09 de julho de 2026
Política

Mulher e filho viajaram com Santana

Gilmar Dias
| Tempo de leitura: 3 min

O vereador José Humberto Santana (sem partido) viajou a Brasília em janeiro do ano passado com carro oficial da Câmara Municipal acompanhado da mulher e de um filho. A informação é do próprio Santana, que ontem prestou depoimento à Comissão Processante (CP) instalada para apurar denúncias formuladas pela Mesa Diretora do Poder Legislativo contra o parlamentar.

Ele é acusado de ter utilizado o carro na Capital Federal para cumprir agenda de interesse particular, dentre os quais o comparecimento a casamento de um familiar.

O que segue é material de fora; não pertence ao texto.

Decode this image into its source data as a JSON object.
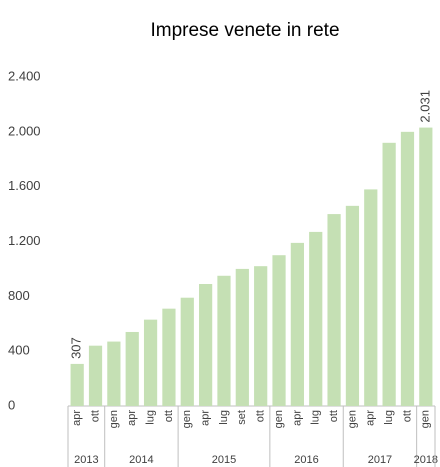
{
  "chart_data": {
    "type": "bar",
    "title": "Imprese venete in rete",
    "categories": [
      "apr",
      "ott",
      "gen",
      "apr",
      "lug",
      "ott",
      "gen",
      "apr",
      "lug",
      "set",
      "ott",
      "gen",
      "apr",
      "lug",
      "ott",
      "gen",
      "apr",
      "lug",
      "ott",
      "gen"
    ],
    "years": [
      "2013",
      null,
      "2014",
      null,
      null,
      null,
      "2015",
      null,
      null,
      null,
      null,
      "2016",
      null,
      null,
      null,
      "2017",
      null,
      null,
      null,
      "2018"
    ],
    "values": [
      307,
      440,
      470,
      540,
      630,
      710,
      790,
      890,
      950,
      1000,
      1020,
      1100,
      1190,
      1270,
      1400,
      1460,
      1580,
      1920,
      2000,
      2031
    ],
    "value_labels": [
      "307",
      null,
      null,
      null,
      null,
      null,
      null,
      null,
      null,
      null,
      null,
      null,
      null,
      null,
      null,
      null,
      null,
      null,
      null,
      "2.031"
    ],
    "color": "#c5e0b4",
    "ylim": [
      0,
      2400
    ],
    "yticks": [
      0,
      400,
      800,
      {
        "value": 1200,
        "label": "1.200"
      },
      {
        "value": 1600,
        "label": "1.600"
      },
      {
        "value": 2000,
        "label": "2.000"
      },
      {
        "value": 2400,
        "label": "2.400"
      }
    ],
    "grid": false
  }
}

Também faz parte da denúncia o recebimento de um cheque da Câmara Municipal por um filho seu, nominal à empresa W. Cel Automatizações, que prestou serviço na Casa.

Santana manteve a mesma tese de defesa que adotou no passado para explicar a situação embaraçosa. “Fui a Brasília resolver problema na empresa que prestava serviços à Câmara no processo de ampliação do sinal da TV Câmara”, explica.

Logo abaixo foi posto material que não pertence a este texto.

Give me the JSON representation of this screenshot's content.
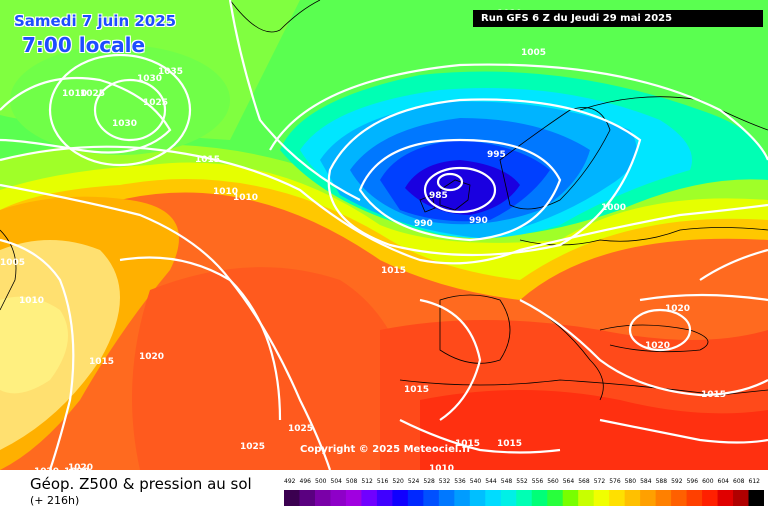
{
  "header": {
    "date": "Samedi 7 juin 2025",
    "time": "7:00 locale",
    "run": "Run GFS 6 Z du Jeudi 29 mai 2025"
  },
  "copyright": "Copyright © 2025 Meteociel.fr",
  "footer": {
    "title": "Géop. Z500 & pression au sol",
    "subtitle": "(+ 216h)"
  },
  "legend": {
    "labels": [
      "492",
      "496",
      "500",
      "504",
      "508",
      "512",
      "516",
      "520",
      "524",
      "528",
      "532",
      "536",
      "540",
      "544",
      "548",
      "552",
      "556",
      "560",
      "564",
      "568",
      "572",
      "576",
      "580",
      "584",
      "588",
      "592",
      "596",
      "600",
      "604",
      "608",
      "612"
    ],
    "colors": [
      "#3b0050",
      "#5a0080",
      "#7a00a8",
      "#8e00c8",
      "#a000e0",
      "#7000ff",
      "#4000ff",
      "#1000ff",
      "#0028ff",
      "#0050ff",
      "#0078ff",
      "#009cff",
      "#00bfff",
      "#00dcff",
      "#00f0e6",
      "#00ffb4",
      "#00ff78",
      "#28ff3c",
      "#78ff00",
      "#c8ff00",
      "#f0ff00",
      "#ffe000",
      "#ffc000",
      "#ffa000",
      "#ff8000",
      "#ff6000",
      "#ff4000",
      "#ff2000",
      "#e00000",
      "#b00000",
      "#000000"
    ]
  },
  "isobars": {
    "labels": [
      {
        "text": "1010"
      },
      {
        "text": "1005"
      },
      {
        "text": "1035"
      },
      {
        "text": "1030"
      },
      {
        "text": "1010"
      },
      {
        "text": "1025"
      },
      {
        "text": "1025"
      },
      {
        "text": "1030"
      },
      {
        "text": "1015"
      },
      {
        "text": "995"
      },
      {
        "text": "1010"
      },
      {
        "text": "1010"
      },
      {
        "text": "985"
      },
      {
        "text": "990"
      },
      {
        "text": "990"
      },
      {
        "text": "1000"
      },
      {
        "text": "1005"
      },
      {
        "text": "1015"
      },
      {
        "text": "1010"
      },
      {
        "text": "1020"
      },
      {
        "text": "1020"
      },
      {
        "text": "1015"
      },
      {
        "text": "1020"
      },
      {
        "text": "1015"
      },
      {
        "text": "1015"
      },
      {
        "text": "1025"
      },
      {
        "text": "1025"
      },
      {
        "text": "1015"
      },
      {
        "text": "1015"
      },
      {
        "text": "1010"
      },
      {
        "text": "1020"
      },
      {
        "text": "1020"
      },
      {
        "text": "1020"
      },
      {
        "text": "1015"
      }
    ]
  }
}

Ele reforça, mais uma vez, que a viagem, realizada nos dias 30 e 31 de janeiro e 1 e 2 de fevereiro de 2002, foi autorizada de “próprio punho” pelo então presidente do Legislativo, Walter Costa (PPS).

O presidente da Comissão Processante, vereador Paulo Eduardo Martins Neto (PFL), quis saber de Santana os motivos que o levaram a devolver à Câmara o valor de R$ 233,96, dinheiro referente as despesas da viagem a Brasília, seis meses depois de realizada.

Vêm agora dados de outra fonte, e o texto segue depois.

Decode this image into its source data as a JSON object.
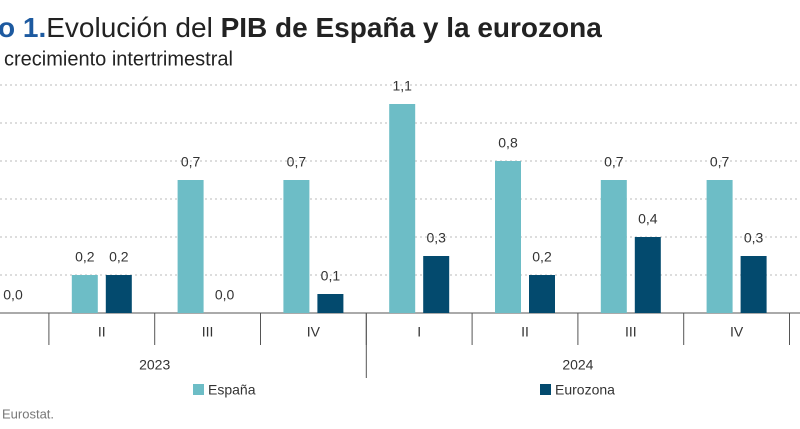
{
  "chart_data": {
    "type": "bar",
    "title_number": "o 1.",
    "title_lead": "Evolución del ",
    "title_bold": "PIB de España y la eurozona",
    "subtitle": "crecimiento intertrimestral",
    "source": "Eurostat.",
    "categories": [
      null,
      "II",
      "III",
      "IV",
      "I",
      "II",
      "III",
      "IV"
    ],
    "year_groups": [
      {
        "name": "2023",
        "size": 4
      },
      {
        "name": "2024",
        "size": 4
      }
    ],
    "series": [
      {
        "name": "España",
        "color": "#6dbdc6",
        "values": [
          null,
          0.2,
          0.7,
          0.7,
          1.1,
          0.8,
          0.7,
          0.7
        ],
        "value_labels": [
          null,
          "0,2",
          "0,7",
          "0,7",
          "1,1",
          "0,8",
          "0,7",
          "0,7"
        ]
      },
      {
        "name": "Eurozona",
        "color": "#034a6e",
        "values": [
          0.0,
          0.2,
          0.0,
          0.1,
          0.3,
          0.2,
          0.4,
          0.3
        ],
        "value_labels": [
          "0,0",
          "0,2",
          "0,0",
          "0,1",
          "0,3",
          "0,2",
          "0,4",
          "0,3"
        ]
      }
    ],
    "ylim": [
      0,
      1.2
    ],
    "yticks": [
      0,
      0.2,
      0.4,
      0.6,
      0.8,
      1.0,
      1.2
    ],
    "grid": true
  }
}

“Tão logo tomei conhecimento de que o Tribunal de Contas do Estado de São Paulo havia glosado (anulado) contas de despesas de viagens envolvendo outros vereadores acompanhados, solicitei que fossem descontados de meus subsídios as despesas havidas na viagem”, relata.

A versão oficial do parlamentar, no entanto, confronta com a posição do vereador Walter Costa. O ex-presidente da Câmara relatou que o vereador só devolveu o dinheiro após ser pressionado por colegas em reunião que discutiu a instalação da Comissão Especial de Inquérito (CEI) das compras, proposta levantada por Santana.

Ele também foi questionado sobre o uso ininterrupto de um veículo Vectra no período de 14 de janeiro a 7 de fevereiro de 2002. Aos membros da CP afirmou que não se lembrava do fato, mas depois disse que o veículo teria ficado à disposição.

Sobre esse assunto, o advogado de Santana, Walfrido Aguiar, protestou, alegando que o fato não compunha a denúncia apresentada pela Mesa Diretora do Poder Legislativo.

Retirada de cheque

O parlamentou confirmou que seu filho, Marcos Duarte Santana, retirou da Câmara cheque nominal à empresa W. Cel Automatizações, no valor de R$ 330,00, a pedido de seu proprietário.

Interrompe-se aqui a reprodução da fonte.